Unsteady mixed convective MHD boundary stagnation point nanofluid flow with multi-slip effects, variable wall temperature and porosity phenomenon

Abstract

This research highlights the physical significance of nanoparticle in magnetohydrodynamics (MHD) stagnation point flow (SPF) over a stretchable surface with porosity effect and boundary slip phenomenon. The nanoliquid and its advanced thermal activity are shown extra auspicious results when the flow is considered over a permeable (porous) medium. In addition, the nanoparticles of radius size play an important role in the thermal performance of nanofluid. In this work, copper is accounted as a nanoparticle and water as a base fluid. Nanomanufacturing, surface engineering, coatings, nanofabrication and tribology are some of the important and special mechanical characteristics of nanoparticles [D. Guo, G. Xie and J. Luo, J. Phys.
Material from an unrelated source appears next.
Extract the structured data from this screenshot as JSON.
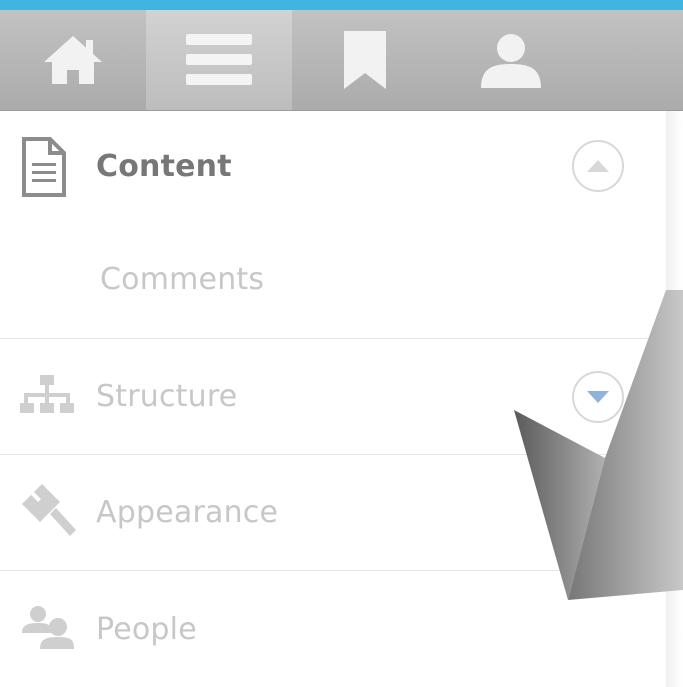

D, Appl. Phys. 47, 013001 (2014)]. The flow is electrically conducted in the presence of applied magnetic field. Mixed convection, Joule heating and viscous dissipation effects are accounted in the mathematical modeling. Appropriate similarity variables are used to convert the couple governing system of PDEs into ordinary ones and results are computed through bvp4c via shooting concept. From the obtained results, it is divulged that the velocity field increases against higher estimations of unsteady parameter, while it declines versus larger magnetic parameter and radius of nanoparticles. The engineering interest like skin friction and Nusselt number is mathematically calculated and results are computed in a tabular form, and their obtained outcomes show that the magnitude of skin friction rises against unsteadiness parameter and radius of nanoparticles. This study is an extended work of [Verma et al. Chem. Eng. J. Adv. 12, 100366 (2022)] with some extra flow assumptions like MHD, SPF, Joule heating, heat generation/absorption and viscous dissipation. Obtained results are compared with [Grubka and Bobba J. Heat Transf. 107, 248 (1985)], Verma et al. [Chem. Eng. J. Adv. 12, 100366 (2022)] and [Elbashbeshy and Emam Therm. Sci. 15, 477 (2011)] found 100% accuracy with them. The most important result of the conducted study is that the skin friction coefficient immensely augments subject to larger estimations of radius of nanoparticles when permeability of porosity is less.